After my mum died, since my entire world shifted in the instant between breath and no-breath, I decided it would be a good time to Create New Patterns. Go me! Well, not so go me when what I attempted was a total change all at once. Yes. I know.
Except in this case I didn't know, or didn't know better. Or something. I suppose on some level my mum's death was so transformative I found comfort in the idea of total transformation. Head to toe, front to back, inside to outside and vice-versa, left to right and right to wrong. ~sigh~ Yes, I know.
I'm not certain if the patterns I've been trying to create are useful or effective because too much too soon muddies things terribly. And I didn't only do this in my spiritual life. Oh no. I was full steam in all mundane things, also.
I took a week off of work. I was organized in my head! I had plans! I knew how how much I could accomplish at my and my mum's houses if I bent my shoulder and charged ahead! I painted the other 3 walls in my future altar room! I bought my supplies for the image I want on the one wall! I had a late start because my grandson was sick and so I had to back up for lost time, but I had a handle on it, yes! I! Did! Yes I know.

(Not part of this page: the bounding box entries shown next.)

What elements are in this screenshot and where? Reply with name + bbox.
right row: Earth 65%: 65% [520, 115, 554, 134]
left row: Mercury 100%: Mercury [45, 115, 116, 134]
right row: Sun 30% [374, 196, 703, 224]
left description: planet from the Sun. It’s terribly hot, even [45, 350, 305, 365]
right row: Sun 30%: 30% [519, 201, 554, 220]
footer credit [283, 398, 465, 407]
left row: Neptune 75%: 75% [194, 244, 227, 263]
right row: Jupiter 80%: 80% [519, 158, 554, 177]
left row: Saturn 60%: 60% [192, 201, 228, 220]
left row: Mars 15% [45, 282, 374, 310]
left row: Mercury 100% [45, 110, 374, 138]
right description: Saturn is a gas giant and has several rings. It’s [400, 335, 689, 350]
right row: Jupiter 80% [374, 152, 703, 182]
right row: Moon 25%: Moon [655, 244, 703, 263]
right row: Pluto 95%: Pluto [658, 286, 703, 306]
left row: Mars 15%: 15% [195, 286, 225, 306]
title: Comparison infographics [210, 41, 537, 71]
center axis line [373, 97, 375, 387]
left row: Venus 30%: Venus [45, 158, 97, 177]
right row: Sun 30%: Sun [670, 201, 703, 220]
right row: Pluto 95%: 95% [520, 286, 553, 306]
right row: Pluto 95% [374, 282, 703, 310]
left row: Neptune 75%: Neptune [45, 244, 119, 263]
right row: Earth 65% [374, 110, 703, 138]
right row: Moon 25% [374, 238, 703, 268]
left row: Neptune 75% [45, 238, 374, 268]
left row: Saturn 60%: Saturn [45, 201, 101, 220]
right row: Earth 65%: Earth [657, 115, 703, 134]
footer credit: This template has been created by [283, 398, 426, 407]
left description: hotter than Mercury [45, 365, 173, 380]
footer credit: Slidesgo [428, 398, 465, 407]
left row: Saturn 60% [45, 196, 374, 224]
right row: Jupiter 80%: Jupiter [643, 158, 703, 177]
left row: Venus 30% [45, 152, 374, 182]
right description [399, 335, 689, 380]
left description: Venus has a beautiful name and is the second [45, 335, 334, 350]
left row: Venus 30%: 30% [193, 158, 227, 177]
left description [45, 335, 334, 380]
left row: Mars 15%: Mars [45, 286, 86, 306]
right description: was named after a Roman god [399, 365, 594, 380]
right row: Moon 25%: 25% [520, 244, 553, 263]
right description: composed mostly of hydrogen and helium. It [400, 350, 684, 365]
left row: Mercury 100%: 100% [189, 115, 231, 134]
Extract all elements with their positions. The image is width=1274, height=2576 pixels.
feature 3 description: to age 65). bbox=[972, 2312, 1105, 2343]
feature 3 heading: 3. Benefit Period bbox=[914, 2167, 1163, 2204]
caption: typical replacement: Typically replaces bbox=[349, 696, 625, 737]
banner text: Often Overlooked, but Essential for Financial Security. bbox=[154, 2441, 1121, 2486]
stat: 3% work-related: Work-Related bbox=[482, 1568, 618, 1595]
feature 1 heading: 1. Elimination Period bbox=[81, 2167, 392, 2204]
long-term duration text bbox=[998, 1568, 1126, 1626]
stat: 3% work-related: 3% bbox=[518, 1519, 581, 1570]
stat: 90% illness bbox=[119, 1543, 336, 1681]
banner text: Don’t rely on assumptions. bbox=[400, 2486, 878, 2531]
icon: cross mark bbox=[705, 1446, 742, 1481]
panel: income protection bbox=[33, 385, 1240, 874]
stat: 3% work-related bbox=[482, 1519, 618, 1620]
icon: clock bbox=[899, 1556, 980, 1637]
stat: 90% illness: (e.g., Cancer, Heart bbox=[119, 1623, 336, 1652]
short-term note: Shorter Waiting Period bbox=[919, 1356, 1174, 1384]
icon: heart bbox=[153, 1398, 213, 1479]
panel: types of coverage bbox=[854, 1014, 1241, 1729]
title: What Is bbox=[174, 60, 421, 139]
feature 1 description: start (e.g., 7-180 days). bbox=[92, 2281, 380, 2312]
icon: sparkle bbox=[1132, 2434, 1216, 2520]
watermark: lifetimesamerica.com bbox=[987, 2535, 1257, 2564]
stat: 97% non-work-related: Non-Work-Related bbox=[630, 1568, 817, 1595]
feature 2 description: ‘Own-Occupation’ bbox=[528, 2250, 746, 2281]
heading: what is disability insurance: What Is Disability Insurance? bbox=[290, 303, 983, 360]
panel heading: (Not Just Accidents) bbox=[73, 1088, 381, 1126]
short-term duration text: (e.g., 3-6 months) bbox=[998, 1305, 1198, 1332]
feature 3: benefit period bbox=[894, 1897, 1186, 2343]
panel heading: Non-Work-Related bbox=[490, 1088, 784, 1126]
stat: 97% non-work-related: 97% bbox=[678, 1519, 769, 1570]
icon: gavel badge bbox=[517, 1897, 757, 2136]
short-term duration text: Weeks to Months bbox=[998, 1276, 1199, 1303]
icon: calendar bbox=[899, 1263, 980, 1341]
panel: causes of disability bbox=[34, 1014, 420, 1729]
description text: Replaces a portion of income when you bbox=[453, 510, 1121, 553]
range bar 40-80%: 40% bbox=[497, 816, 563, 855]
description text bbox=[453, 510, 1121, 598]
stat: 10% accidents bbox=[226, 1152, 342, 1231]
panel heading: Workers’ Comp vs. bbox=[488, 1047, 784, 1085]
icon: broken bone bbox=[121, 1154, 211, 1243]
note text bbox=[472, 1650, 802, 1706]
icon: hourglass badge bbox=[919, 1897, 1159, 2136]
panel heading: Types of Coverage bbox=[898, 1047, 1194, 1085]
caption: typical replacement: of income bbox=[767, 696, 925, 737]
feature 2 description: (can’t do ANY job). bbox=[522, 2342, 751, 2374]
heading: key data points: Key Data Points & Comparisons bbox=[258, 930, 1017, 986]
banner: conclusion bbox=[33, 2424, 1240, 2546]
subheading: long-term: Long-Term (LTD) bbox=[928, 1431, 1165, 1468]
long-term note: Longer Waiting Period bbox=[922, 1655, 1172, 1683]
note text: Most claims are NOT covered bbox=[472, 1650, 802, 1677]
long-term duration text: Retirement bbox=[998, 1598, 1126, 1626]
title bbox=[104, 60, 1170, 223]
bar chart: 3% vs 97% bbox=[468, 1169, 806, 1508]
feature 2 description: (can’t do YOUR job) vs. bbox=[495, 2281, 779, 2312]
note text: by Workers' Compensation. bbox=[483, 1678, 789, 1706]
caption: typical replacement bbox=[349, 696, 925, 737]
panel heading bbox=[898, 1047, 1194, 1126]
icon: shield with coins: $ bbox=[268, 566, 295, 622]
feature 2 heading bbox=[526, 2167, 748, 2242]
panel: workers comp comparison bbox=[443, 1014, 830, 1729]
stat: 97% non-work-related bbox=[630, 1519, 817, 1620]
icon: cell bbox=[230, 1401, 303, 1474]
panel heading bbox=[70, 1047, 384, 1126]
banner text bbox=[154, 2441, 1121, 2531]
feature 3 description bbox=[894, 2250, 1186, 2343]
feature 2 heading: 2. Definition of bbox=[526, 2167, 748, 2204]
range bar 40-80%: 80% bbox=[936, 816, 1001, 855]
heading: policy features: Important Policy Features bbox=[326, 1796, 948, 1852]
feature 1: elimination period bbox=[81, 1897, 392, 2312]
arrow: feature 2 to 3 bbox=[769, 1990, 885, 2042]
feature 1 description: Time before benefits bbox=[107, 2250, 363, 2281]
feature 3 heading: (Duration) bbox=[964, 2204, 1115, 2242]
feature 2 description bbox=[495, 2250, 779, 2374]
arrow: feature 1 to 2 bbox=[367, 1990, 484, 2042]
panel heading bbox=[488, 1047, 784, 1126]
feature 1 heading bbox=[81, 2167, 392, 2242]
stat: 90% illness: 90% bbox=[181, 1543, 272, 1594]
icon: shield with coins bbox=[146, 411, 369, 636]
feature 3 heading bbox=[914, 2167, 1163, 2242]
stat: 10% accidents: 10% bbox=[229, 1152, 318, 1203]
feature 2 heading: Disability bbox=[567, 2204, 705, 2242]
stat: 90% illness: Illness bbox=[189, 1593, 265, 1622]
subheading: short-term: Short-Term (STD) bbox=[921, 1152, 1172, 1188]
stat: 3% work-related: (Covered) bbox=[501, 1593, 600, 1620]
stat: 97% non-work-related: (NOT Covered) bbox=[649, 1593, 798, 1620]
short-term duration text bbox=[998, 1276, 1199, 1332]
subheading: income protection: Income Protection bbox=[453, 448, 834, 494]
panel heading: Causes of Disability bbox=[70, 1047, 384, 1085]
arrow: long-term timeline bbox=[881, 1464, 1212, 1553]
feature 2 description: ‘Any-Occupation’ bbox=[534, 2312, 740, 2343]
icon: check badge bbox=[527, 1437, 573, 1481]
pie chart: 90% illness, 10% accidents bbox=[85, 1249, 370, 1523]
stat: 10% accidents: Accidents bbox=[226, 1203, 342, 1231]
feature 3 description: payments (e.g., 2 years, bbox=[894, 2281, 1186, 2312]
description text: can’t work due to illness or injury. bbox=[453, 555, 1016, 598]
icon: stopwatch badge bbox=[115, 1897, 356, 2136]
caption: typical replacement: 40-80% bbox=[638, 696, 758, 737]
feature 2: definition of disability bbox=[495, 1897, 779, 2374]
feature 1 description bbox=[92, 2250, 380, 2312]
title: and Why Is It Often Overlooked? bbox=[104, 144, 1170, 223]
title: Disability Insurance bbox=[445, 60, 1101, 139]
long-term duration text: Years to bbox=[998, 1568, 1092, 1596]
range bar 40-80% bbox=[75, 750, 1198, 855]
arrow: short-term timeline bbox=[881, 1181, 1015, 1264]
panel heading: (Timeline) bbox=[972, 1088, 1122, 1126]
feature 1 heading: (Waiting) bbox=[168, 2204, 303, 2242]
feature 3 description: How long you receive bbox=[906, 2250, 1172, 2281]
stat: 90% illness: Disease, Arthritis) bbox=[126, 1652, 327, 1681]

I paused. I could feel myself breaking, my patterns breaking, my will breaking, my desire to even put forth any effort breaking. And, it was a good thing. I listened to my spirit instead of my head. I heard my still voice climbing up through my grief voice. So I stopped. No more packing, sorting, painting, thinking. I have had no time off where I wasn't caretaking my mum or planning her funeral, or grieving. Hell, the funeral was the last time I took off of work. So this past week, I took off from most everything.
It was freeing and relaxing and renewing in a manner I'd not felt in a very long time. Some patterns I will keep - healtheir eating some of the time, better sleeping most of the time, and I will create more new patterns. Here and there, a bit at a time - one word becomes a sentence is a paragraph to a chapter in a book of one year of my life. Slowing down leads to picking up speed, ironically. YesIknow.